Sarah Sackman, a candidata trabalhista para o distrito eleitoral de Finchley e Golders Green, no norte de Londres, onde quase um em cada cinco eleitores é judeu, a maior proporção na Grã-Bretanha, foi eleita na quinta-feira. Candidatos trabalhistas nos distritos eleitorais de Hendon, no norte de Londres, onde 14 por cento dos eleitores são judeus, e Chipping Barnet, onde quase 7 por cento dos eleitores são judeus, também venceram.

Josh Simons, um político judeu trabalhista que na quinta-feira foi eleito para o Parlamento para representar o distrito eleitoral de Makerfield, a oeste de Manchester, disse que as vitórias trabalhistas no norte de Londres mostraram que os eleitores judeus estavam abertos a confiar no partido novamente.

“A reviravolta no relacionamento entre o Partido Trabalhista e a comunidade judaica na Grã-Bretanha é bastante extraordinária”, disse o Sr. Simons, citando a disposição do Sr. Starmer de forçar a saída de políticos trabalhistas que fizeram comentários antissemitas. “A comunidade judaica viu as escolhas que ele fez, e isso, pouco a pouco, começou a reconstruir a confiança.”

O Sr. Starmer, que se descreve como ateu, é casado com Victoria Starmer, que vem de uma família judia. O Sr. Starmer disse que sua família ocasionalmente vai a uma sinagoga judaica liberal, e ele disse em uma entrevista à Virgin Radio UK que para de trabalhar nas noites de sexta-feira às 18h. Depois que políticos conservadores o criticaram por isso, dizendo que ele queria ser um primeiro-ministro de meio período, o Sr. Starmer manteve seus comentários.
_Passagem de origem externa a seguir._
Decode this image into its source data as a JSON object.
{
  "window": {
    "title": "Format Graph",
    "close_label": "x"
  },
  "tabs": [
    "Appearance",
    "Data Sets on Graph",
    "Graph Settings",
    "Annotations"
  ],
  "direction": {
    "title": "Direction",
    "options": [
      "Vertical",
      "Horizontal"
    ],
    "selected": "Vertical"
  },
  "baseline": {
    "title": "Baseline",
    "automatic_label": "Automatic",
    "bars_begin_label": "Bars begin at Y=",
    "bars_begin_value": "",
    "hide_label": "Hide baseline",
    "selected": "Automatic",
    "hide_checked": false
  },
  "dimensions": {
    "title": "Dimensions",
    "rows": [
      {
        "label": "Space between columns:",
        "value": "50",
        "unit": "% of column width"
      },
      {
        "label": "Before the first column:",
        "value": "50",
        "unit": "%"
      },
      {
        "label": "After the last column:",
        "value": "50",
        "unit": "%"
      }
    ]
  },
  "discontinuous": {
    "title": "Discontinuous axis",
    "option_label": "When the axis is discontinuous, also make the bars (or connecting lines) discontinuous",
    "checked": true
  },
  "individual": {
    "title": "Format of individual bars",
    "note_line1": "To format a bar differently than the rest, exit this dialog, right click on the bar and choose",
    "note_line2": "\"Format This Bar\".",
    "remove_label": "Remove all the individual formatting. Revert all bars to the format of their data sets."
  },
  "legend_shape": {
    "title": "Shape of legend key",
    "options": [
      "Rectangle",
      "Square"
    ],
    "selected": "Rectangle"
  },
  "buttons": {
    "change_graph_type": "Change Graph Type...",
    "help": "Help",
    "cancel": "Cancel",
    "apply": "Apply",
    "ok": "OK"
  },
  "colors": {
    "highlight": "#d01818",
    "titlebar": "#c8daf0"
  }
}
“Eu teria pensado que para qualquer um é extremamente óbvio que uma sexta-feira à noite é muito importante em algumas religiões e crenças”, ele disse em um evento de campanha em Derbyshire, Inglaterra.

Em 2020, o Sr. Starmer expulsou o Sr. Corbyn do partido após a divulgação de um relatório de um órgão de defesa dos direitos humanos britânico que concluiu que o Partido Trabalhista tinha responsabilidade por “atos ilegais de assédio e discriminação” contra membros judeus sob a supervisão do Sr. Corbyn. As reclamações sobre o Sr. Corbyn incluíam sua defesa de um mural que apresentava caricaturas grotescas de banqueiros judeus de nariz adunco.
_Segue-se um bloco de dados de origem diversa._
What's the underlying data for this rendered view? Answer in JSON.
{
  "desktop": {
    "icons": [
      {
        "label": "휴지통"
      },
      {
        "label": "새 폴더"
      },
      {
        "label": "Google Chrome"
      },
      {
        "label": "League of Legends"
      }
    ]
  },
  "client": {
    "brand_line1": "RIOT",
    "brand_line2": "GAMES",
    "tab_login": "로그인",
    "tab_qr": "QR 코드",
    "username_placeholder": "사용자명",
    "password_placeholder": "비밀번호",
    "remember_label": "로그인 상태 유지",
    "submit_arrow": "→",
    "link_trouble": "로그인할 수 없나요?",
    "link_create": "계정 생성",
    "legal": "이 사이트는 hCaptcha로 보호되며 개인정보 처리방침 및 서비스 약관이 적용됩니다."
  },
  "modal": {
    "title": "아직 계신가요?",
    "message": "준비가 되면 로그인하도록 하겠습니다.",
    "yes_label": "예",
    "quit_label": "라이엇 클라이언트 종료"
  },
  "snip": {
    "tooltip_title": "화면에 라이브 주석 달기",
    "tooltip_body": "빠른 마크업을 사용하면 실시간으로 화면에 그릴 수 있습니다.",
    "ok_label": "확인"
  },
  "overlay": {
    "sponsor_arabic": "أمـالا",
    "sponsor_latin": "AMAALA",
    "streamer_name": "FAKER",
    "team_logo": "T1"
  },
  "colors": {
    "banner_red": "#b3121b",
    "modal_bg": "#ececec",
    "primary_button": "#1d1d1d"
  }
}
Depois de sugerir inicialmente que os problemas do partido com o antissemitismo eram exagerados, o Sr. Corbyn emitiu mais tarde uma declaração dizendo que “a grande maioria dos membros do Partido Trabalhista eram e continuam sendo antirracistas comprometidos, profundamente opostos ao antissemitismo”.
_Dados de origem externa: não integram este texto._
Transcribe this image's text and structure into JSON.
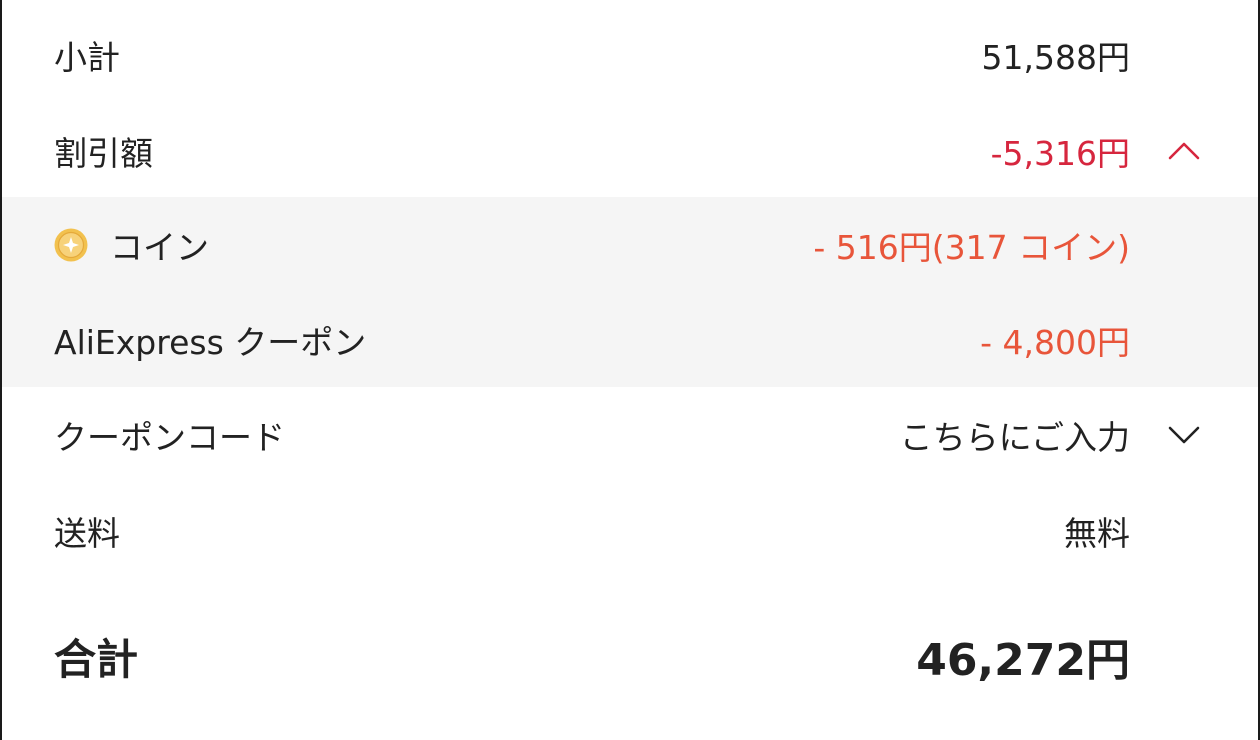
{
  "summary": {
    "subtotal": {
      "label": "小計",
      "value": "51,588円"
    },
    "discount": {
      "label": "割引額",
      "value": "-5,316円",
      "expand_icon": "chevron-up-icon"
    },
    "discount_details": {
      "coin": {
        "label": "コイン",
        "value": "- 516円(317 コイン)",
        "icon": "coin-icon"
      },
      "coupon": {
        "label": "AliExpress クーポン",
        "value": "- 4,800円"
      }
    },
    "coupon_code": {
      "label": "クーポンコード",
      "placeholder": "こちらにご入力",
      "expand_icon": "chevron-down-icon"
    },
    "shipping": {
      "label": "送料",
      "value": "無料"
    },
    "total": {
      "label": "合計",
      "value": "46,272円"
    }
  },
  "colors": {
    "discount_red": "#d6263e",
    "detail_orange": "#e8553a",
    "detail_background": "#f5f5f5",
    "coin_gold": "#f2c14e"
  }
}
O aumento do apoio do Partido Trabalhista entre os eleitores judeus ocorreu quando o partido parecia perder apoio entre os muçulmanos britânicos, alguns dos quais criticaram o Sr. Starmer por demorar muito para prometer seu comprometimento em reconhecer um estado palestino independente. Pelo menos quatro distritos eleitorais que tinham sido redutos do Partido Trabalhista foram vencidos na quinta-feira por candidatos que ofereceram uma alternativa à política trabalhista de Gaza.

Shockat Adam Patel, um candidato independente em um distrito eleitoral em Leicester, Inglaterra, derrotou Jonathan Ashworth do Partido Trabalhista, que era esperado para ter um papel no gabinete no novo governo do Sr. Starmer. “Isto é para Gaza”, ele disse. O Sr. Corbyn, que concorreu como candidato independente em Islington, ganhou uma cadeira no Parlamento do Partido Trabalhista em uma plataforma que se concentrava em Gaza.